Watusi (1959) was a sequel to King Solomon’s Mines with George Montgomery and David Farrar, but after that the films seemed to dry up. There was the Italian fantasy The Bacchantes (loosely based on the Euripides’ The Bacchae) and Hercules in New York with Arnold Schwarzenegger in 1970. Skip two decades for Liebestraum, Mike Figgis’s American mystery with Kevin Anderson, Bill Pullman and, in her final role, Kim Novak. Elg was billed as Old Mother Ralston. Five years on and she made her final film, the Barbra Streisand-directed The Mirror Has Two Faces, a romantic comedy-drama with Streisand, Jeff Bridges, Pierce Brosnan, Lauren Bacall and George Segal. Taina Elg played a professor.

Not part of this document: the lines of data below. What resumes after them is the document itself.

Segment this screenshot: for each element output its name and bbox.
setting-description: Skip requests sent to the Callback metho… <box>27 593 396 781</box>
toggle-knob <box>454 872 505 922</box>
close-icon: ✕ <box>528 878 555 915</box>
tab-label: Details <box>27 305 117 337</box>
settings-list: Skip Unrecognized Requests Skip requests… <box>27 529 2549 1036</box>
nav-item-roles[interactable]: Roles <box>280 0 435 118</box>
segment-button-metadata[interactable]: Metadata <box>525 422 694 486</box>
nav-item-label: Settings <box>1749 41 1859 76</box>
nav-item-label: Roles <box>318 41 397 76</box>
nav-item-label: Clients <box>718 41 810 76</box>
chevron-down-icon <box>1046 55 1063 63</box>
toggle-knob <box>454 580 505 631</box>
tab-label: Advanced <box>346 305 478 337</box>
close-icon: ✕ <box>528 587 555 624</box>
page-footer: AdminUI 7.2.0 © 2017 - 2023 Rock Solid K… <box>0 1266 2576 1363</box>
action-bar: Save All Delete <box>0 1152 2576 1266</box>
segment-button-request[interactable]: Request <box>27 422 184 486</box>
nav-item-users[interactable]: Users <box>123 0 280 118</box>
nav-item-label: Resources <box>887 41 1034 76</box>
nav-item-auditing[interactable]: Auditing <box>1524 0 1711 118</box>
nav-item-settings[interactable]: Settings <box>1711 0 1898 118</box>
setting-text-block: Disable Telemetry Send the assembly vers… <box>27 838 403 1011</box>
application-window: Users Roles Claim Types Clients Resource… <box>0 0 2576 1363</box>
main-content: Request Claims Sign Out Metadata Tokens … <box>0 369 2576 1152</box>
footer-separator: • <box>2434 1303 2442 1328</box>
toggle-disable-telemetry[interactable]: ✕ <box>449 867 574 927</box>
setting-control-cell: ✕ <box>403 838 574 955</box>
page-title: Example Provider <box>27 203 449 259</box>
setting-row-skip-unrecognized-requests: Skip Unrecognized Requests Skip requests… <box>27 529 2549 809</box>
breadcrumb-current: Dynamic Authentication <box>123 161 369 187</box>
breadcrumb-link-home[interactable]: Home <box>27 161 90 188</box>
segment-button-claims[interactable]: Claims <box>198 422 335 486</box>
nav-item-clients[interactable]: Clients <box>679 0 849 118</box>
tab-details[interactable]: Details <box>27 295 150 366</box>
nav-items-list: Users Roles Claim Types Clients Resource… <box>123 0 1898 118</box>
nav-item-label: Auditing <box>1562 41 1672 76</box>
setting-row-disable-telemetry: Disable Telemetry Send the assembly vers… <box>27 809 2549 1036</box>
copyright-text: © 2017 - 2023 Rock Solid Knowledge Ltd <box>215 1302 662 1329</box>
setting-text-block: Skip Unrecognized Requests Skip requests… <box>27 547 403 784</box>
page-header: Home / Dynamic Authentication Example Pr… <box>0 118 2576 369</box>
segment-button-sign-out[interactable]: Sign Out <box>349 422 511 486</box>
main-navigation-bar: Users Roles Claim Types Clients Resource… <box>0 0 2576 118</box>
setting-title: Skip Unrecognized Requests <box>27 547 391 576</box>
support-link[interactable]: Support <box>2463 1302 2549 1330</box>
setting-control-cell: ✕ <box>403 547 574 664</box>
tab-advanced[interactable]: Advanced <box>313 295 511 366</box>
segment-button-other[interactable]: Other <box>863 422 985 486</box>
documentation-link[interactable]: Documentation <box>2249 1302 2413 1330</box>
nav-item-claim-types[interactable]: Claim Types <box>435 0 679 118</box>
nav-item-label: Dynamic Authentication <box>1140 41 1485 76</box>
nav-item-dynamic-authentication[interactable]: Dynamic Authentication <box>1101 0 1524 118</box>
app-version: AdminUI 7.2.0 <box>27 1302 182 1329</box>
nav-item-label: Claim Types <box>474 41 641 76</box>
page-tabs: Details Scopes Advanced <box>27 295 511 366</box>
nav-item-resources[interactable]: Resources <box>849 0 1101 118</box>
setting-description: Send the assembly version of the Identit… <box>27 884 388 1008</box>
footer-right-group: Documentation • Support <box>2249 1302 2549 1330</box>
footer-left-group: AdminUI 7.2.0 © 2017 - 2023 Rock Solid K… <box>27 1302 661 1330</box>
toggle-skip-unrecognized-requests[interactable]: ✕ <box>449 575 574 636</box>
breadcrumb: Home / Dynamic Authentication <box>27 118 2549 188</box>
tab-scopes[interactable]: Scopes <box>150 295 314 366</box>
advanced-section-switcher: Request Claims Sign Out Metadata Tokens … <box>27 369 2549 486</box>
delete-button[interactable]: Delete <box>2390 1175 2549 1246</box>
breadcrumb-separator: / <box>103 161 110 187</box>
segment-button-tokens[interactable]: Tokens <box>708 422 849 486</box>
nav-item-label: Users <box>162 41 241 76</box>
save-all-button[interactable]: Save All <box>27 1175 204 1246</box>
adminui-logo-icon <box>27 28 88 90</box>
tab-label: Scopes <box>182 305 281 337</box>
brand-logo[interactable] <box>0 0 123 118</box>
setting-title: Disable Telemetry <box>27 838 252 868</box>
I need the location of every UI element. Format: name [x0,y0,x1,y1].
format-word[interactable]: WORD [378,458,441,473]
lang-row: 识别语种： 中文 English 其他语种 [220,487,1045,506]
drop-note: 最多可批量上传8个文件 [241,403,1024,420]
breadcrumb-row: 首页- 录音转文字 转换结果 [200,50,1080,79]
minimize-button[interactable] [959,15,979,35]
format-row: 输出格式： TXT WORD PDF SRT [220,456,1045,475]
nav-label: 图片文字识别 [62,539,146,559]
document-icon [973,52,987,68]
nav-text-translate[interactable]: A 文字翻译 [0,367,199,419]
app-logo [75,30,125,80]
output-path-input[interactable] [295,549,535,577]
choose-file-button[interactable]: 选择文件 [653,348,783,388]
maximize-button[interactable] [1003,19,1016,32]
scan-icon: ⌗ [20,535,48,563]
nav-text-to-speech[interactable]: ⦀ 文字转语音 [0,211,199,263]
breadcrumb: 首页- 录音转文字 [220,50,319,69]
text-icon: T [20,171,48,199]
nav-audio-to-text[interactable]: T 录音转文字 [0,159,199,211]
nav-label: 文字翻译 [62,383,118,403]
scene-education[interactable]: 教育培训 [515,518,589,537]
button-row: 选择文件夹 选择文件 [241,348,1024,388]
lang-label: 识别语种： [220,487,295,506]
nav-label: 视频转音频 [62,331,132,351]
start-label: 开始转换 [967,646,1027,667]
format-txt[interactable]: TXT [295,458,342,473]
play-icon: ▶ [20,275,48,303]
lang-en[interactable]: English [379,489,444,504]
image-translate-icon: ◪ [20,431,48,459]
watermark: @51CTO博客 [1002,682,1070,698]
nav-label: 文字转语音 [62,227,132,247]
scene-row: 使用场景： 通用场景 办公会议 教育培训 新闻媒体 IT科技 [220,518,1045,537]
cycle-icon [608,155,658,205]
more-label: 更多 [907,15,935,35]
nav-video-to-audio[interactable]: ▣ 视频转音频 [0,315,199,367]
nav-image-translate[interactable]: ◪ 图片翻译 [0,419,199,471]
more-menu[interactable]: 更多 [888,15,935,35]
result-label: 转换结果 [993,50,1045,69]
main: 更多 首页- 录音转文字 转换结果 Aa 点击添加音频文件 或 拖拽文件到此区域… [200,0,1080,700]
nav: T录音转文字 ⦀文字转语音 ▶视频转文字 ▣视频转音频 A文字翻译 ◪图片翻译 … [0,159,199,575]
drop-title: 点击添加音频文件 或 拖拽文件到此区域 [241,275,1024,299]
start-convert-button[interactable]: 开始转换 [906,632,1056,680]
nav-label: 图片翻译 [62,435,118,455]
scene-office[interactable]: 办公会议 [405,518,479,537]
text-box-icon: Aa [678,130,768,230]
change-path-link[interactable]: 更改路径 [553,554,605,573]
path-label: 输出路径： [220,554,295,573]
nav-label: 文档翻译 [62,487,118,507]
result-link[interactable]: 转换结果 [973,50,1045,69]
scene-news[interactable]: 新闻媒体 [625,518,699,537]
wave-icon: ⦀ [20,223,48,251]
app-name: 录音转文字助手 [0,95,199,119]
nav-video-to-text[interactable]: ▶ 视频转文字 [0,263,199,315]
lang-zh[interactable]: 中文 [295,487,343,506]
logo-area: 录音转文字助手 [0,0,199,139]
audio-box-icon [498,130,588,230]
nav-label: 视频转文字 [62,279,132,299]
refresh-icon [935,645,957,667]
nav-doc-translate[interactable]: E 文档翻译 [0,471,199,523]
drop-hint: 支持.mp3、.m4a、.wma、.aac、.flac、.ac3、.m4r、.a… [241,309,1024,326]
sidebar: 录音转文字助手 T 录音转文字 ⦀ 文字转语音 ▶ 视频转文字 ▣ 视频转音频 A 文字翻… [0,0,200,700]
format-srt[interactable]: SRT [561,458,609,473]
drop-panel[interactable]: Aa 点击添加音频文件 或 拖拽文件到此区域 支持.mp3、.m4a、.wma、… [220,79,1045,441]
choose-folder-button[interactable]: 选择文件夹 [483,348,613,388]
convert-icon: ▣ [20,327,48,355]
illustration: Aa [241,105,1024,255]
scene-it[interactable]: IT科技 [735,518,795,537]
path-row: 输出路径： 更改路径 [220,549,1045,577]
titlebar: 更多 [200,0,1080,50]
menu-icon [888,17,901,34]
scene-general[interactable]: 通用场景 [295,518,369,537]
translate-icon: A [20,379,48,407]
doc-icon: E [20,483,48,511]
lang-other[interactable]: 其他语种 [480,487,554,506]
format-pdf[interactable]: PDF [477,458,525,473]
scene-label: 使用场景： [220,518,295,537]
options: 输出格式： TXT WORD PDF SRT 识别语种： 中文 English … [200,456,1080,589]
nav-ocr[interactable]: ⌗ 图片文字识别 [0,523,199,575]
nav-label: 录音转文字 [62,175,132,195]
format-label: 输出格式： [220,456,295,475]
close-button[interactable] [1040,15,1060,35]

Although she made a pleasing presence in films, Elg also appeared on stage, mainly in musicals. She was in the first production of Nine, Maury Yeston’s show about a film director not unlike Fellini. Then there was Where’s Charley?, Frank Loesser’s version of Charley’s Aunt. Elg also played Desiree Armfeldt in Sondheim’s A Little Night Music in Australia. Her final stage performance was in Cheri, an off-Broadway production based on the 1921 novel by Colette.

With her first husband Carl-Gustav Bjorkenheim she had a son, Raoul. They married in 1953 and divorced in 1960. In 1985 she married Rocco Caporale who died in 2008. Taina Elg may not be remembered for a great deal of work, but what she did appear in made her a memorable part of Hollywood and theatrical history, albeit a minor player in both fields.